Menurut dosen Fakultas Ilmu Sosial dan Ilmu Politik (Fisip) Universitas Palangka Raya itu, fenomena serangan fajar tidak hanya mencederai, tetapi merusak demokrasi.

“Semua instrumen hukum kepemiluan kita berusaha mencegah dan bahkan memberikan sanksi tegas terhadap pelakunya, tetapi dalam realitanya tetap saja terjadi di tiap periode pemilu,” ujarnya.

Menurutnya, cara mencegah praktik politik uang tidaklah mudah. Pada tiap kesempatan, pihaknya selalu menawarkan solusi yang berbasis pendekatan sistemik. Sederhananya, pengambil kebijakan harus mengevaluasi sistem multipartai yang dianut sekarang.

“Secara budaya politik, hanya ada dua ideologi partai politik di Indonesia.
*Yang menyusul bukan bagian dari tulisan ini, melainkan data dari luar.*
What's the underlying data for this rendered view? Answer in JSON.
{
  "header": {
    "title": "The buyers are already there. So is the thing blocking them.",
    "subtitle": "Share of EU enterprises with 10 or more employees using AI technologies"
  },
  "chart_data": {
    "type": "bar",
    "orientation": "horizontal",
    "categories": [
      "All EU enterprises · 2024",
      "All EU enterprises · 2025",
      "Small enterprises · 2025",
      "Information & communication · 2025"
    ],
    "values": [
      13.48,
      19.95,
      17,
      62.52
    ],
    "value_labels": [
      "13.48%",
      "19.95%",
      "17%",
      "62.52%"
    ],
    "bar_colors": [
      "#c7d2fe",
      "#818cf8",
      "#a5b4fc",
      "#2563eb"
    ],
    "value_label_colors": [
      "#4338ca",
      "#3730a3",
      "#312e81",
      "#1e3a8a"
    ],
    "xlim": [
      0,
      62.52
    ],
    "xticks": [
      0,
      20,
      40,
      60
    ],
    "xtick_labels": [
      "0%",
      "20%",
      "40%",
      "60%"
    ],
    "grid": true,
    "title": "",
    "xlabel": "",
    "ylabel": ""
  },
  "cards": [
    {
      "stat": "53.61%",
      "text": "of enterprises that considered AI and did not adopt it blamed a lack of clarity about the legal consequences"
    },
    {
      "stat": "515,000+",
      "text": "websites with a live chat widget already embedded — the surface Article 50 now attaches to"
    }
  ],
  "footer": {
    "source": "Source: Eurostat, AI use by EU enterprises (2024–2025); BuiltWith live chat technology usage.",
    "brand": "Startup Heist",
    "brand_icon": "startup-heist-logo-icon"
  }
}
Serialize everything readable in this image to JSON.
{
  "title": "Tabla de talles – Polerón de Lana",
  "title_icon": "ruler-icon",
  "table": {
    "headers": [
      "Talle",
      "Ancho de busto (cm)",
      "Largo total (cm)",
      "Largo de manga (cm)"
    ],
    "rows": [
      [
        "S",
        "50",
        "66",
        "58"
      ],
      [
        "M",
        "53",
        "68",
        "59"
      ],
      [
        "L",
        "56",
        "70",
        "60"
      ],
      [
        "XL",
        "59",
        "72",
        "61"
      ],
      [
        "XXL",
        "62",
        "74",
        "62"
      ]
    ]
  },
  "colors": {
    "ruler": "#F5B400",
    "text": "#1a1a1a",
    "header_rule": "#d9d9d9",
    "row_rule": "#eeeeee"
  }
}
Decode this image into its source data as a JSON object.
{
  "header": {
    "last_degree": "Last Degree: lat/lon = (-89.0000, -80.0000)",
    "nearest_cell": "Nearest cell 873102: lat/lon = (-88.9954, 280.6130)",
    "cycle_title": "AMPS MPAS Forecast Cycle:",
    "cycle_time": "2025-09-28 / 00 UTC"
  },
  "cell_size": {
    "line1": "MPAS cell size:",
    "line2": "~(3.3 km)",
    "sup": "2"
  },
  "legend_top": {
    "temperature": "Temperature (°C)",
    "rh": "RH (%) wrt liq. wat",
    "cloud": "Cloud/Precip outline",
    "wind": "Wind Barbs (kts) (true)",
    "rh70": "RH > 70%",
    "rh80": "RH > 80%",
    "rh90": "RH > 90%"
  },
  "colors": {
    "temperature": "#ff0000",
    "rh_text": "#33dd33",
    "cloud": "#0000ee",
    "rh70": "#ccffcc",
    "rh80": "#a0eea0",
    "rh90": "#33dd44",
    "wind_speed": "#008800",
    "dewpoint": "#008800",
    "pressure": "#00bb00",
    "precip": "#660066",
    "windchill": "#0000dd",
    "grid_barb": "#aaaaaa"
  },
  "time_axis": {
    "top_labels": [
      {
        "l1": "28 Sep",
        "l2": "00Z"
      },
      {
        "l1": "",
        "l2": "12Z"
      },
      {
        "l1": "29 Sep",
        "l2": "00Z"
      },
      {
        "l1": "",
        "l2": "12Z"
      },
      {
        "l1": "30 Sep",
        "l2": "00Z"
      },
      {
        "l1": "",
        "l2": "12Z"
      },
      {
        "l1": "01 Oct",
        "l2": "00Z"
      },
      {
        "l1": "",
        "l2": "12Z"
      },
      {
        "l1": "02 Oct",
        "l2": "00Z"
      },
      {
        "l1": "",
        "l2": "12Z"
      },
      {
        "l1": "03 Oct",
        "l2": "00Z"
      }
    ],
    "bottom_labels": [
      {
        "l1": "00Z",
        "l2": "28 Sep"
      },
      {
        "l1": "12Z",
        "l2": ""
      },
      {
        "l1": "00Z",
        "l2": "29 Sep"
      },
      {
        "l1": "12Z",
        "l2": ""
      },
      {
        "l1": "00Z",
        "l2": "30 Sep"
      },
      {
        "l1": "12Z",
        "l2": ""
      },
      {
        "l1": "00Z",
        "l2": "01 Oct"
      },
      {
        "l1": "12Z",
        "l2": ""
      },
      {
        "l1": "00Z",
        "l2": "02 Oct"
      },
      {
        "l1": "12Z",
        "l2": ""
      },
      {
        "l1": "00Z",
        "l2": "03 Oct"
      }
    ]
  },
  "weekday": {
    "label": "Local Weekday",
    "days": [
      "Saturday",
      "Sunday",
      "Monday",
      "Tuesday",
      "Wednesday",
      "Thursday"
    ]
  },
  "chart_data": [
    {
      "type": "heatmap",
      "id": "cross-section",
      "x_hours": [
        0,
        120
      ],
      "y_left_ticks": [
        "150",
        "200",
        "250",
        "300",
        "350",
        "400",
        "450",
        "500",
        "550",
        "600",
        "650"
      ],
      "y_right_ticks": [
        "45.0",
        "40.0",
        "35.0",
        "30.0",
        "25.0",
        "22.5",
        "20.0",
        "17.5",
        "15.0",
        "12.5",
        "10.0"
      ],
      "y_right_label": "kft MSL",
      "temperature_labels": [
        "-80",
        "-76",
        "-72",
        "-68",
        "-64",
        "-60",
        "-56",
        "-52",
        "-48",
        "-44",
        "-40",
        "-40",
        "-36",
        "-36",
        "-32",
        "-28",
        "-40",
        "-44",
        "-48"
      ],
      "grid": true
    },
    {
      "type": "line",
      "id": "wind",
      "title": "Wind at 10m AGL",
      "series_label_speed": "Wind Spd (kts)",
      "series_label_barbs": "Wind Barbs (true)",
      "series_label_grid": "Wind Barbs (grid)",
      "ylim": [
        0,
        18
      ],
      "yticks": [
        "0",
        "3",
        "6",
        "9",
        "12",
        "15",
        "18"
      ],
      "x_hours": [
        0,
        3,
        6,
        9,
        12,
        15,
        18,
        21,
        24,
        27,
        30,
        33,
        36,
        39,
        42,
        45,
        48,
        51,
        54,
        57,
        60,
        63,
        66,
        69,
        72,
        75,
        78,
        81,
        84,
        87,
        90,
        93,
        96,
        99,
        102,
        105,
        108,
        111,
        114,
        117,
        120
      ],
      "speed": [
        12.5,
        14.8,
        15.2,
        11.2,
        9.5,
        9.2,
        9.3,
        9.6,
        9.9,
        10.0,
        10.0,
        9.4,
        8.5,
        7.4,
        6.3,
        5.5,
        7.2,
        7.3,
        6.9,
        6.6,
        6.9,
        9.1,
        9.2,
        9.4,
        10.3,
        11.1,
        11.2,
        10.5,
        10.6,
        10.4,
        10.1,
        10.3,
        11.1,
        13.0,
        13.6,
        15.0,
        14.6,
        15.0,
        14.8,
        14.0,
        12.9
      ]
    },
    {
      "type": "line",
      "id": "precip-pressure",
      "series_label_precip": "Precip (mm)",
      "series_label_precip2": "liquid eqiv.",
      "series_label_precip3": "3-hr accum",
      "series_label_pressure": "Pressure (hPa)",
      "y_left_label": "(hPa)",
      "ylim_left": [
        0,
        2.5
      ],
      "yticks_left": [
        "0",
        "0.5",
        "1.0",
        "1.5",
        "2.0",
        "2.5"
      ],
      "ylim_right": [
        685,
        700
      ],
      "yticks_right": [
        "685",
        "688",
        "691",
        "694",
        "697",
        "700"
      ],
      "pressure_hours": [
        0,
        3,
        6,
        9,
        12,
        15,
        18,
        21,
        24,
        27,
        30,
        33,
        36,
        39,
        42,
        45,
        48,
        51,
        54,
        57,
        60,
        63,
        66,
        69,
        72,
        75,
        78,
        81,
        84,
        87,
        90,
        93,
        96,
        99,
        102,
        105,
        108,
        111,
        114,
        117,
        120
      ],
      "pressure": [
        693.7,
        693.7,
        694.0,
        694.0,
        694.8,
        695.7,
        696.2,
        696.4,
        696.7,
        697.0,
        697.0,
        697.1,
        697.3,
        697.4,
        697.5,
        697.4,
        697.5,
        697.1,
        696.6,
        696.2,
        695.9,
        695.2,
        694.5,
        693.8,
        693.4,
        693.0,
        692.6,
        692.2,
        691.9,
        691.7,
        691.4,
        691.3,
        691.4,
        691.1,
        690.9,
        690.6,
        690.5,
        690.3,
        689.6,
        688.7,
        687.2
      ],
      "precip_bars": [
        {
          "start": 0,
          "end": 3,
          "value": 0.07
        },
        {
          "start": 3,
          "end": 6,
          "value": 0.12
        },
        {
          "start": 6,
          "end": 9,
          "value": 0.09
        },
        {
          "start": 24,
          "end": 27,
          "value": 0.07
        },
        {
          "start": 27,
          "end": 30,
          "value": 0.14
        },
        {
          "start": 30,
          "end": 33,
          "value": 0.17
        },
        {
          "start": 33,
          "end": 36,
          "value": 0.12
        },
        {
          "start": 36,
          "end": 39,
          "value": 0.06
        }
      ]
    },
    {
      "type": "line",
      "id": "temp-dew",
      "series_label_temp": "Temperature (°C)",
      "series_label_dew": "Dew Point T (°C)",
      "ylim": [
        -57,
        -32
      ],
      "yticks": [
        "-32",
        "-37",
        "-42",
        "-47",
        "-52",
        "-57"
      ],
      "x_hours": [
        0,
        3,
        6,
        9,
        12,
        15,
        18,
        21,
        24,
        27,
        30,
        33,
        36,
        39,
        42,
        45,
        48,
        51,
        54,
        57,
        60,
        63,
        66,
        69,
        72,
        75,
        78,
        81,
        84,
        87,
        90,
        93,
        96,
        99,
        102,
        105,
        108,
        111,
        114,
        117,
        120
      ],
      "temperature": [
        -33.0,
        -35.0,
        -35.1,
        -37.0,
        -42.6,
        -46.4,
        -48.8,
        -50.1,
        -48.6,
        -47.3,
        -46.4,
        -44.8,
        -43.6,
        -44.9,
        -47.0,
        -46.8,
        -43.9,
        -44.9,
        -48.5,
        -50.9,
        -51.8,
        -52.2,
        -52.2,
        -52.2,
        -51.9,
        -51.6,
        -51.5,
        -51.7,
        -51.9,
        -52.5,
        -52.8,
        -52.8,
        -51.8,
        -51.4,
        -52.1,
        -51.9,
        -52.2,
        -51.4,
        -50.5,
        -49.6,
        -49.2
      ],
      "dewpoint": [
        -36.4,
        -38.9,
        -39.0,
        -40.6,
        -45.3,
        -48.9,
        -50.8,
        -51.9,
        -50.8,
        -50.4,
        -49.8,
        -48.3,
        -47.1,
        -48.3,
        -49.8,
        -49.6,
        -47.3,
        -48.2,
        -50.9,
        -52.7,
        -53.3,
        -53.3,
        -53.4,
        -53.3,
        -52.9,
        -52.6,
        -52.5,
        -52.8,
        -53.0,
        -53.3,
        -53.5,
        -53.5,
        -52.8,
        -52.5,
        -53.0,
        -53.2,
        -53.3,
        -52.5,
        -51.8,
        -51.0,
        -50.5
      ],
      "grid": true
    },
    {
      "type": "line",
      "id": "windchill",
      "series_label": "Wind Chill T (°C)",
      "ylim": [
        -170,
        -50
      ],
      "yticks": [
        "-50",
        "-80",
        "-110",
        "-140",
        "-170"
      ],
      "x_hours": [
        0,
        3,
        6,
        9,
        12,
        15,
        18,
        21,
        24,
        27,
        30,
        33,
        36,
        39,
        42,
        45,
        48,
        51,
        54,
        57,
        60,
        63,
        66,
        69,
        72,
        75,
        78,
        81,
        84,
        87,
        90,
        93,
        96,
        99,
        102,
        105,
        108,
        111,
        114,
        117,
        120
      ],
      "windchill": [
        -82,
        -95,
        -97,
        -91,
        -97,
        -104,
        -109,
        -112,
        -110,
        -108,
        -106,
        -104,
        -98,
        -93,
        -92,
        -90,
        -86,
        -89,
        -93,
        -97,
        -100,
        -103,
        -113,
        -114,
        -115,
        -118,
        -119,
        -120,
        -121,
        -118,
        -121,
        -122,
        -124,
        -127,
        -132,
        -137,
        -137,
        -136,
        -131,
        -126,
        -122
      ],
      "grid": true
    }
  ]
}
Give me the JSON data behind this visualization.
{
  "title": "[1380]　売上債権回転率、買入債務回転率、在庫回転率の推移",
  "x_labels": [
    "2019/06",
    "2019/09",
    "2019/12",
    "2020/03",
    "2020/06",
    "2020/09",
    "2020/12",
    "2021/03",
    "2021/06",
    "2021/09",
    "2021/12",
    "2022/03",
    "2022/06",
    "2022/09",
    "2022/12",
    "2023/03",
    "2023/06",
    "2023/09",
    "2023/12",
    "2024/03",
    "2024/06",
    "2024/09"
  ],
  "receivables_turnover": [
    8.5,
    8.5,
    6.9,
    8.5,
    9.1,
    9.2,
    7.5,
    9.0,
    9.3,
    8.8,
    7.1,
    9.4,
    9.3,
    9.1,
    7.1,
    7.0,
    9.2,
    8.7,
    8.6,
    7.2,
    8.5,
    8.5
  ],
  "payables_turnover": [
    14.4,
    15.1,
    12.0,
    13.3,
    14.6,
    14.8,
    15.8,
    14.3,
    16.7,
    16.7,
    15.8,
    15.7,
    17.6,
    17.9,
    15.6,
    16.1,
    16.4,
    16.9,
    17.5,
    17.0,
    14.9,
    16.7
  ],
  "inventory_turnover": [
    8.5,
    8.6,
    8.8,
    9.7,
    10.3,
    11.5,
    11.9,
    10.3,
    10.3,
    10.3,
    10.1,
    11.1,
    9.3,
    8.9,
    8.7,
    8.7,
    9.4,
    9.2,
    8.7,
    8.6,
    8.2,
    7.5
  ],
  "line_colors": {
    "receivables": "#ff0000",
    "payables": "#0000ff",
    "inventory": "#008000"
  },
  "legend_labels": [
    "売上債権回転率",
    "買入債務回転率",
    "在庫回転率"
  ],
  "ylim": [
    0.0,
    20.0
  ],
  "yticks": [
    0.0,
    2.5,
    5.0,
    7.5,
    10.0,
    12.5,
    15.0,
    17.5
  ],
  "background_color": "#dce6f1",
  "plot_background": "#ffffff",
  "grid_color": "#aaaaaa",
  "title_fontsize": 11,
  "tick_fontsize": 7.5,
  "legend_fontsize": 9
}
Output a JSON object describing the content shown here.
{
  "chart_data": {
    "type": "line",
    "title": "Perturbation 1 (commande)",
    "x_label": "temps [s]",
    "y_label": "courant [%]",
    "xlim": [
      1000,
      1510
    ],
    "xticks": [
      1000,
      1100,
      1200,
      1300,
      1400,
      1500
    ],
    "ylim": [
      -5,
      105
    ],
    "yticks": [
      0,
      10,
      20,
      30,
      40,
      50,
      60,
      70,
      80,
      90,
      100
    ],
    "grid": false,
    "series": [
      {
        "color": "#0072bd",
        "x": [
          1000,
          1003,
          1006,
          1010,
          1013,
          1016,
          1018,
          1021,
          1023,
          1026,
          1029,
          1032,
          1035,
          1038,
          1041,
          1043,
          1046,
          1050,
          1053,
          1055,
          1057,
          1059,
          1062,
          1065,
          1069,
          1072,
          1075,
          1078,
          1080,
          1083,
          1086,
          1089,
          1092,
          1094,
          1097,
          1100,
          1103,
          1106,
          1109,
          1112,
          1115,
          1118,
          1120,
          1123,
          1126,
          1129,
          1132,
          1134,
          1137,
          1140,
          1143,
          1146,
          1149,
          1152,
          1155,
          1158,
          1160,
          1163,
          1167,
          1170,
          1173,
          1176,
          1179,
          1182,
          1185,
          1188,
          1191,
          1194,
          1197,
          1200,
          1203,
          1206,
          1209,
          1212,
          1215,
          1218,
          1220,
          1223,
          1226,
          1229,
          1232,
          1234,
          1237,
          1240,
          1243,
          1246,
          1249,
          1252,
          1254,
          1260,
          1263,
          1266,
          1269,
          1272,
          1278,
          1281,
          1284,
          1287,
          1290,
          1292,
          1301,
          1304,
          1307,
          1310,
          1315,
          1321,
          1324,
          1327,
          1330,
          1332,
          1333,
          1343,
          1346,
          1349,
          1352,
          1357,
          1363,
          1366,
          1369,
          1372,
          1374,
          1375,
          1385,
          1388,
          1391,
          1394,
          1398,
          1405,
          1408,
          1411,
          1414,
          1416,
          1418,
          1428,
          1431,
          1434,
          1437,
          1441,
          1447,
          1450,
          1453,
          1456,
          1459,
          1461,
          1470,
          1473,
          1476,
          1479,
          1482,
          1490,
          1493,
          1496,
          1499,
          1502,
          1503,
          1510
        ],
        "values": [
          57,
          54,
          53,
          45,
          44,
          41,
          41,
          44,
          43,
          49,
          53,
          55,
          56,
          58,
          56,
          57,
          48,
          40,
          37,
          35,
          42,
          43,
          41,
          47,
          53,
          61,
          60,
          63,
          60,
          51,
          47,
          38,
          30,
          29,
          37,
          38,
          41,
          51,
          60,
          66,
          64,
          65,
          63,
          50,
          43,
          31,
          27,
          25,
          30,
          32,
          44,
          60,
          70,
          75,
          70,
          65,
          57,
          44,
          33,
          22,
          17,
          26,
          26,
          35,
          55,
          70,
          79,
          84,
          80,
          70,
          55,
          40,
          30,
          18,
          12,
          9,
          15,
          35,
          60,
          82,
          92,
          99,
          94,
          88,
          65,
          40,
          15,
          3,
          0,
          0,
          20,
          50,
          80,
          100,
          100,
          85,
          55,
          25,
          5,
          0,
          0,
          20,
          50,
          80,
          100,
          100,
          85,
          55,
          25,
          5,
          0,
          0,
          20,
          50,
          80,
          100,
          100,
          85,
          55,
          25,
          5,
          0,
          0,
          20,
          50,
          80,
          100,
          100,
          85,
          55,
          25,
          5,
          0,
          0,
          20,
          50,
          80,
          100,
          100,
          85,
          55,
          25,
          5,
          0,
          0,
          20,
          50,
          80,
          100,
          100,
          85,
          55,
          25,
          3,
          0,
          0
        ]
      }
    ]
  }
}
Satu sisi partai nasionalis atau priyayi dan di sisi lainnya ada partai religius atau santri,” tuturnya.

Mengembalikan partai ke dalam ideologi masing-masing bukan tanpa alasan. Cara itu dinilai efektif mengatasi politik uang. Sebab, dengan ideologi yang kuat, maka akan muncul semangat volunteer atau kesukarelawanan dalam pemilu.

“Bukan lagi oknum caleg yang membagi-bagikan uang, tetapi sebaliknya, masyarakatlah yang menyumbang dengan sukarela karena ingin memperjuangkan calegnya agar duduk,” pungkasnya.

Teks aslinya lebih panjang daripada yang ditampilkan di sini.